Bringing it down to earth: The decision loop
It is popularly said that an AI agent "reasons and makes autonomous decisions". If we bring this down to the reality of engineering, an agent is nothing more than a design pattern. Specifically, a while loop.
A traditional script executes steps sequentially: reads from a database, transforms, writes. An agent evaluates the current state, decides which tool to use (if any is needed), executes the tool, observes the result, and evaluates again. It stays trapped in this reasoning cycle (ReAct: Reason + Act) until it determines it has the final answer or until it hits an iteration limit. There is no magic, there is a deterministic state machine governing non-deterministic calls.
Memory: The context problem
I've seen many programmers clog up an LLM's context window right out of the gate. They cram the entire conversation history, all the logs, the entire database schema into it, and then act surprised when the model hallucinates or the API charges them a fortune.
An agent in production needs short-term and long-term memory. - Short term: The context of the current task. What we are trying to solve right now. - Long term: Knowledge stored in vector databases or other persistent systems.
The real technique here is windowing or progressive summarization. You don't pass the agent the last 50 messages. You pass it the last 3, and a compressed summary of the previous 47.
Practical Example: A minimal agent with controlled retention
Let's see a Python skeleton of how to structure an agent using a graph approach (something similar to what LangGraph does, which has saved my life in more than one heavy deployment).
import operator
from typing import TypedDict, Annotated, Sequence
from langchain_core.messages import BaseMessage, HumanMessage, AIMessage
# Definimos el estado global del agente.
# Annotated con operator.add indica que los mensajes se concatenan, no se sobrescriben.
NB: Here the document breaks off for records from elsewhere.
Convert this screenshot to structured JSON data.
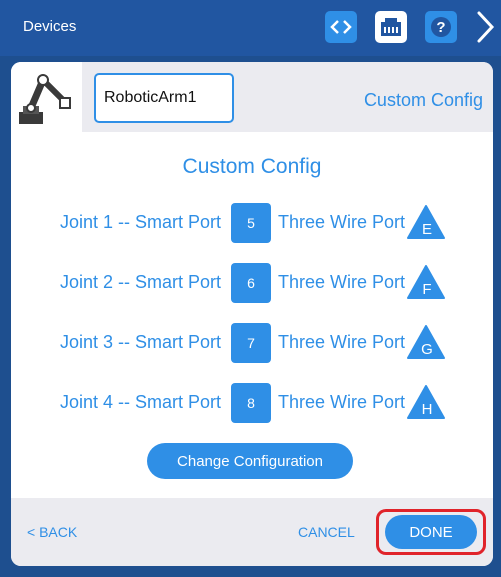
{
  "header": {
    "title": "Devices"
  },
  "toolbar": {
    "code_icon": "code-icon",
    "ports_icon": "ports-icon",
    "help_icon": "help-icon",
    "help_glyph": "?",
    "next_icon": "chevron-right-icon"
  },
  "device": {
    "icon": "robotic-arm-icon",
    "name_value": "RoboticArm1",
    "config_link": "Custom Config"
  },
  "section": {
    "title": "Custom Config"
  },
  "joints": [
    {
      "label": "Joint 1 -- Smart Port",
      "port": "5",
      "wire_label": "Three Wire Port",
      "wire_port": "E"
    },
    {
      "label": "Joint 2 -- Smart Port",
      "port": "6",
      "wire_label": "Three Wire Port",
      "wire_port": "F"
    },
    {
      "label": "Joint 3 -- Smart Port",
      "port": "7",
      "wire_label": "Three Wire Port",
      "wire_port": "G"
    },
    {
      "label": "Joint 4 -- Smart Port",
      "port": "8",
      "wire_label": "Three Wire Port",
      "wire_port": "H"
    }
  ],
  "actions": {
    "change_config": "Change Configuration",
    "back": "< BACK",
    "cancel": "CANCEL",
    "done": "DONE"
  },
  "colors": {
    "accent": "#2f8fe6",
    "topbar": "#2156a1",
    "highlight": "#e0232a"
  }
}
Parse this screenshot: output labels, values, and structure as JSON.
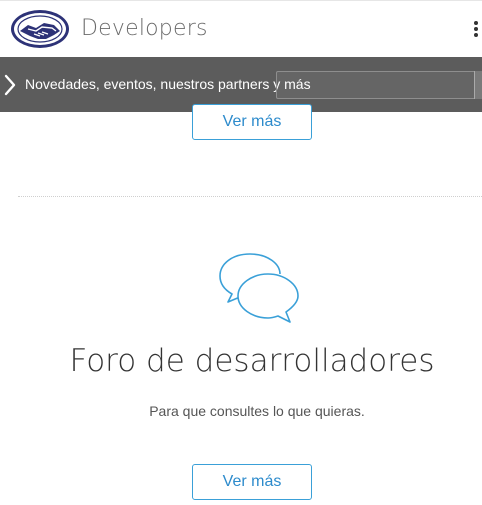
{
  "header": {
    "brand_name": "Developers",
    "logo_icon": "handshake-logo-icon",
    "menu_icon": "kebab-menu-icon"
  },
  "subnav": {
    "chevron_icon": "chevron-right-icon",
    "text": "Novedades, eventos, nuestros partners y más",
    "search_placeholder": "",
    "search_value": ""
  },
  "section_prev": {
    "button_label": "Ver más"
  },
  "forum": {
    "icon": "chat-bubbles-icon",
    "title": "Foro de desarrolladores",
    "subtitle": "Para que consultes lo que quieras.",
    "button_label": "Ver más"
  },
  "colors": {
    "accent": "#3aa0d8",
    "subnav_bg": "#5c5c5c",
    "logo_blue": "#2d3277"
  }
}
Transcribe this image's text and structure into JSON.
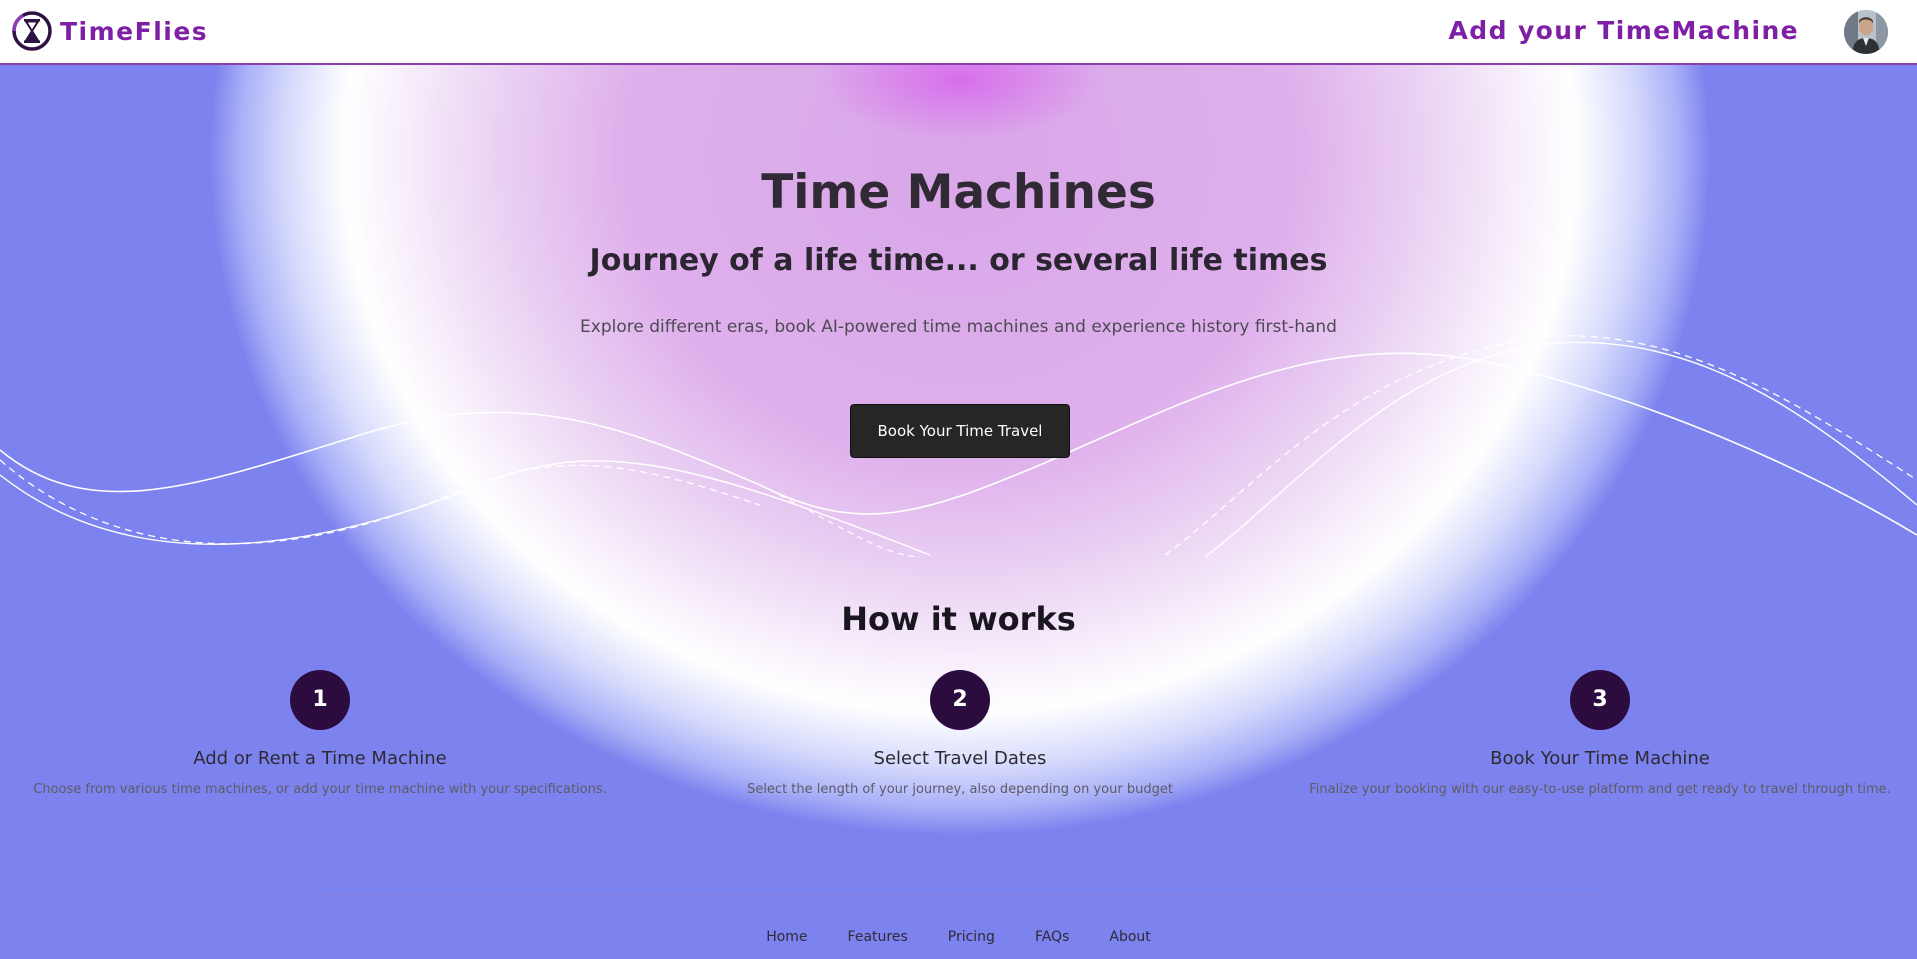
{
  "header": {
    "brand": "TimeFlies",
    "add_link": "Add your TimeMachine",
    "brand_color": "#7e1fa6",
    "border_color": "#8a3fb0"
  },
  "hero": {
    "title": "Time Machines",
    "subtitle": "Journey of a life time... or several life times",
    "description": "Explore different eras, book AI-powered time machines and experience history first-hand",
    "cta_label": "Book Your Time Travel"
  },
  "how": {
    "title": "How it works",
    "steps": [
      {
        "num": "1",
        "title": "Add or Rent a Time Machine",
        "desc": "Choose from various time machines, or add your time machine with your specifications."
      },
      {
        "num": "2",
        "title": "Select Travel Dates",
        "desc": "Select the length of your journey, also depending on your budget"
      },
      {
        "num": "3",
        "title": "Book Your Time Machine",
        "desc": "Finalize your booking with our easy-to-use platform and get ready to travel through time."
      }
    ]
  },
  "footer": {
    "links": [
      "Home",
      "Features",
      "Pricing",
      "FAQs",
      "About"
    ]
  },
  "icons": {
    "logo": "hourglass-icon",
    "avatar": "user-avatar"
  },
  "colors": {
    "step_circle": "#2c0b3f",
    "cta_bg": "#262626",
    "page_edge": "#6f74ea"
  }
}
class AgentState(TypedDict):
messages: Annotated[Sequence[BaseMessage], operator.add]
summary: str
def agent_node(state: AgentState):
"""
El nodo principal de decisión.
Aquí llamaríamos al LLM pasándole el resumen y los mensajes recientes.
"""
# Filtramos para quedarnos solo con los últimos 3 mensajes
recent_messages = state["messages"][-3:]
context = f"Resumen previo: {state.get('summary', 'Sin contexto previo.')}"
# Simulación de la respuesta del modelo
response = AIMessage(content=f"Evaluando con contexto: {context}. Acción decidida.")
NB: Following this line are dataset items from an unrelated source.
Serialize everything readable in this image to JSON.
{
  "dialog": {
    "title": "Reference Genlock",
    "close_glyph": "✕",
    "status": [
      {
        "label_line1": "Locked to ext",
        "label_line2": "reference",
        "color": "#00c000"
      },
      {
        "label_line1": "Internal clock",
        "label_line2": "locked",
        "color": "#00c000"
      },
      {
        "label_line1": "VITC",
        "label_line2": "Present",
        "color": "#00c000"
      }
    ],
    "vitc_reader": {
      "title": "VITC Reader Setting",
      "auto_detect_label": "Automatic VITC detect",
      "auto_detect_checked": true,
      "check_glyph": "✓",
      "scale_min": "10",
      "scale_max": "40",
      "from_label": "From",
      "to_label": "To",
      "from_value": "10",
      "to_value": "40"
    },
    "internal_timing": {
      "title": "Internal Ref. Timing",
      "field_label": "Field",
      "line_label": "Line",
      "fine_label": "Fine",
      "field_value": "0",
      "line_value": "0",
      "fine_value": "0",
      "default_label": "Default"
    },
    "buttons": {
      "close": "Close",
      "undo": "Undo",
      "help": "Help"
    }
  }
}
return {"messages": [response]}
def memory_manager_node(state: AgentState):
"""
Este nodo se encarga de evitar que el contexto explote.
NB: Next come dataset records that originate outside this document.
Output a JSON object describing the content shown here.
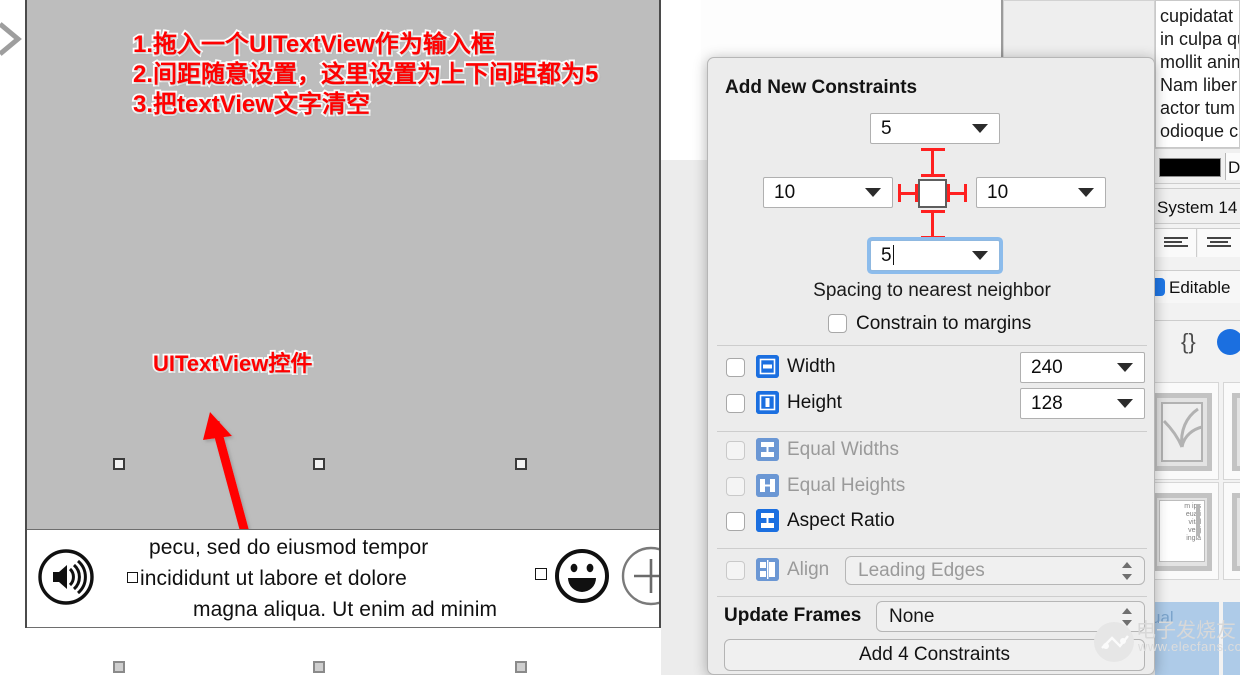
{
  "canvas": {
    "annotations": {
      "line1": "1.拖入一个UITextView作为输入框",
      "line2": "2.间距随意设置，这里设置为上下间距都为5",
      "line3": "3.把textView文字清空",
      "widget_label": "UITextView控件"
    },
    "bottom_bar": {
      "speaker_icon": "speaker-volume-icon",
      "text_line1": "pecu, sed do eiusmod tempor",
      "text_line2": "incididunt ut labore et dolore",
      "text_line3": "magna aliqua. Ut enim ad minim",
      "smiley_icon": "smiley-face-icon",
      "plus_icon": "plus-circle-icon"
    }
  },
  "popover": {
    "title": "Add New Constraints",
    "spacing": {
      "top_value": "5",
      "left_value": "10",
      "right_value": "10",
      "bottom_value": "5",
      "caption": "Spacing to nearest neighbor",
      "constrain_to_margins_label": "Constrain to margins",
      "constrain_to_margins_checked": false
    },
    "rows": [
      {
        "label": "Width",
        "value": "240",
        "checked": false,
        "enabled": true,
        "icon": "width-constraint-icon"
      },
      {
        "label": "Height",
        "value": "128",
        "checked": false,
        "enabled": true,
        "icon": "height-constraint-icon"
      },
      {
        "label": "Equal Widths",
        "value": "",
        "checked": false,
        "enabled": false,
        "icon": "equal-widths-icon"
      },
      {
        "label": "Equal Heights",
        "value": "",
        "checked": false,
        "enabled": false,
        "icon": "equal-heights-icon"
      },
      {
        "label": "Aspect Ratio",
        "value": "",
        "checked": false,
        "enabled": true,
        "icon": "aspect-ratio-icon"
      }
    ],
    "align": {
      "label": "Align",
      "value": "Leading Edges",
      "checked": false,
      "enabled": false,
      "icon": "align-icon"
    },
    "update_frames": {
      "label": "Update Frames",
      "value": "None"
    },
    "add_button_label": "Add 4 Constraints"
  },
  "inspector": {
    "text_lines": [
      "cupidatat n",
      "in culpa qu",
      "mollit anim",
      "Nam liber t",
      "actor tum",
      "odioque ci"
    ],
    "color_swatch": "#000000",
    "color_label": "De",
    "font_label": "System 14",
    "alignment_icons": [
      "align-left-icon",
      "align-center-icon"
    ],
    "editable_label": "Editable",
    "editable_checked": true,
    "braces_label": "{}",
    "blue_icon": "detect-data-icon",
    "thumbnail_text": [
      "m ips",
      "euati",
      "vital",
      "venj",
      "ingia"
    ],
    "selected_label": "ual"
  },
  "watermark": {
    "cn": "电子发烧友",
    "en": "www.elecfans.com"
  },
  "colors": {
    "accent_blue": "#1b6fe0",
    "annotation_red": "#ff0000",
    "canvas_grey": "#bdbdbd",
    "popover_bg": "#ececec"
  }
}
Si hay más de 5 mensajes, comprime los antiguos en un resumen.
"""
messages = state["messages"]
if len(messages) > 5:
# Aquí llamaríamos a un modelo ligero para resumir.
new_summary = "El usuario pidió una tarea y el agente empezó a investigar."
# Nos quedamos con el resumen y purgamos los mensajes viejos
# Devolviendo una estructura que nuestra máquina de estado entienda como un "reinicio" de la lista
return {"summary": new_summary, "messages": messages[-2:]}
return state
# El flujo real (simplificado) sería:
# 1. agent_node()
# 2. ejecuta_herramienta() si aplica
# 3. memory_manager_node() para mantener limpio el contexto
# 4. Repetir hasta terminar
Structuring state explicitly is what saves you from the agent getting lost in its own noise. Don't rely on the library to manage the context under the hood. Do it yourself. That is how you keep control when the system starts to scale.